Full-scale field studies on performance evaluation of geogrid reinforced flexible pavements through cyclic plate load tests

Abstract

To address the growing demand for mechanistic and performance-based inputs in pavement design, field-scale cyclic plate load tests were conducted to investigate the effect of subgrade strength, expressed as the California Bearing Ratio (CBR), on the structural behaviour of geogrid-reinforced flexible pavements. For this purpose, CBRs of 6%, 8%, 10%, and 15% were considered with three different geogrids, namely PP30 (polypropylene), PET60, and PET80 (polyester) geogrids. The reinforcement benefit quantifiers were evaluated in terms of the Traffic Benefit Ratio (TBR), Modulus Improvement Factor (MIF) and Layer Coefficient Ratio (LCR). The findings revealed a clear inverse relationship between subgrade CBR and reinforcement benefit, with the maximum TBR of 3.3 observed at a CBR of 6%, and the lowest TBR of 1.5 at a CBR of 15%. PET80 performed comparatively better than other geogrids in all subgrade conditions.
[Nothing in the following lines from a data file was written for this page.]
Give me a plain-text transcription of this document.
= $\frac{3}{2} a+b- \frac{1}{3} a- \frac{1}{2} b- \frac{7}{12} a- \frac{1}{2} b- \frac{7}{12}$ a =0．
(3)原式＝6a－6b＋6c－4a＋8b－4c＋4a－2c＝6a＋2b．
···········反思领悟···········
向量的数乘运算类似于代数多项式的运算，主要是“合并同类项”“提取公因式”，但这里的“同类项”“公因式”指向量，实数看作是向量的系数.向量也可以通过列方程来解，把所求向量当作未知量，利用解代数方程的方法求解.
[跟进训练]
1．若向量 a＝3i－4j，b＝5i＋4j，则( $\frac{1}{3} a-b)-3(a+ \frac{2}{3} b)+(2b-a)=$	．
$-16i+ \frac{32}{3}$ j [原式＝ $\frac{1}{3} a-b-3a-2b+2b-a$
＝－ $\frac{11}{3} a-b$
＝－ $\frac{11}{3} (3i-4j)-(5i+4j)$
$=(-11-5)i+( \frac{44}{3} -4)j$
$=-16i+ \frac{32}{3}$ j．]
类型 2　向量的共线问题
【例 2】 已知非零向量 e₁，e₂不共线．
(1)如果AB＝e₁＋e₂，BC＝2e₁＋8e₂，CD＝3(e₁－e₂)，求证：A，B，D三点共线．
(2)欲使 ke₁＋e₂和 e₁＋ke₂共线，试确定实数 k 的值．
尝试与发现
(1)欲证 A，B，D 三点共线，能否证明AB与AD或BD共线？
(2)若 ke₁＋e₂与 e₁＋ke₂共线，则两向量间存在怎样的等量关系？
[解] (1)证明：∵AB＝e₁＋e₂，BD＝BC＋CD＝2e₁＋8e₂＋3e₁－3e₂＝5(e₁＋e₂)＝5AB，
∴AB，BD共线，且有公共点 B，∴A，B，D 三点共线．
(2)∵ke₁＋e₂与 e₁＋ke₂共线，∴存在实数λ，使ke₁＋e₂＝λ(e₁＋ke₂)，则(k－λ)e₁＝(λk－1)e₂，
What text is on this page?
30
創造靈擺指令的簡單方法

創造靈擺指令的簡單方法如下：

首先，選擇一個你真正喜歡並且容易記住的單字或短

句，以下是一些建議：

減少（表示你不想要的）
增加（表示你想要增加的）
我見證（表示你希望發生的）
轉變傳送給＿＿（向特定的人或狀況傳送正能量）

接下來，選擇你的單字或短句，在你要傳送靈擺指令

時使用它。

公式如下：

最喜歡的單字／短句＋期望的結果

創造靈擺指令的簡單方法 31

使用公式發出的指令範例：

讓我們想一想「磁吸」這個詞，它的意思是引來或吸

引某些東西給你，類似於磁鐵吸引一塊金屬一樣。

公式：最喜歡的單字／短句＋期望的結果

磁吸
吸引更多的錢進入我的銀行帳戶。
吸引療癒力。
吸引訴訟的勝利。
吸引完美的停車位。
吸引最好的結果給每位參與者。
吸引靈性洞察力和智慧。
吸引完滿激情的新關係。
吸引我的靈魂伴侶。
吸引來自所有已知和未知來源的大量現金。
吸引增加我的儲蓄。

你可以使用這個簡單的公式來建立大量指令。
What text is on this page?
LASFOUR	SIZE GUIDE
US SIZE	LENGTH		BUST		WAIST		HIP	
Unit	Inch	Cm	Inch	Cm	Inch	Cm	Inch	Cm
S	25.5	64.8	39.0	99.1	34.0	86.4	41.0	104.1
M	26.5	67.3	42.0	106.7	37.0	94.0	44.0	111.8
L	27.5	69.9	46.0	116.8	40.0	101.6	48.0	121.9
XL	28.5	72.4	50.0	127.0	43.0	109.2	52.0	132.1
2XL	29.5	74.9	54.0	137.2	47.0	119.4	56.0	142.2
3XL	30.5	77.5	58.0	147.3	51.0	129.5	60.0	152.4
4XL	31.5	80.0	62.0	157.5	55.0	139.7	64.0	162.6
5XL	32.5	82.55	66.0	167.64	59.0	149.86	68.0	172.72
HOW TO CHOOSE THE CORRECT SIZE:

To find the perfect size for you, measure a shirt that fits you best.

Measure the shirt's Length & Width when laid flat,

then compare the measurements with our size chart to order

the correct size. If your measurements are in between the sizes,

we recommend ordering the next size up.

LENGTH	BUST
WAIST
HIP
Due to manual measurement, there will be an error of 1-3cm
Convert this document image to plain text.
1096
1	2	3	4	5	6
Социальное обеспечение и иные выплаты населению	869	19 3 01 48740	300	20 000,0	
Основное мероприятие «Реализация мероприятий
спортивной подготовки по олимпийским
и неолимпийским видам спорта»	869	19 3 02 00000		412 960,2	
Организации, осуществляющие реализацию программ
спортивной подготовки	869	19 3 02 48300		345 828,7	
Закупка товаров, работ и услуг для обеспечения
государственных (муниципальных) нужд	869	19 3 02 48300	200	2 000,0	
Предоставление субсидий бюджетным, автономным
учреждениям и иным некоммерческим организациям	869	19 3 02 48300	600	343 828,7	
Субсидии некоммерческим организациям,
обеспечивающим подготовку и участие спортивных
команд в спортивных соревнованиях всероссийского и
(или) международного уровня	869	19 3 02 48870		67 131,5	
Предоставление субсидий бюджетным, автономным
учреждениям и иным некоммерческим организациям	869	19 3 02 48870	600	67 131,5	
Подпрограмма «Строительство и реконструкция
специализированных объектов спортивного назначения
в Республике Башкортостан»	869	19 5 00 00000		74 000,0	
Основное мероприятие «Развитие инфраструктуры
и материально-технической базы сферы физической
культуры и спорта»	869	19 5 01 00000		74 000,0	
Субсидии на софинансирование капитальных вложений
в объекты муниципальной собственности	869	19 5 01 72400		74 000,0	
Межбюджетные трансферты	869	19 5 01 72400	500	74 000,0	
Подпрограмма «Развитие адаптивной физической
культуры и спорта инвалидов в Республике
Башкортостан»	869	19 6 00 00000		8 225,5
Additionally, an optimized pavement section was tested over the 15% CBR subgrade to evaluate design optimization. The comparable performance metrics (TBR = 1.75, MIF = 1.54, LCR = 1.19) demonstrated the feasibility of achieving significant material savings without compromising structural capacity. The overall findings confirm that geogrid reinforcement is most effective in low-CBR soils, while at the higher subgrade strengths, TBR gains are minimal. © 2026 Elsevier Ltd. All rights are reserved, including those for text and data mining, AI training, and similar technologies.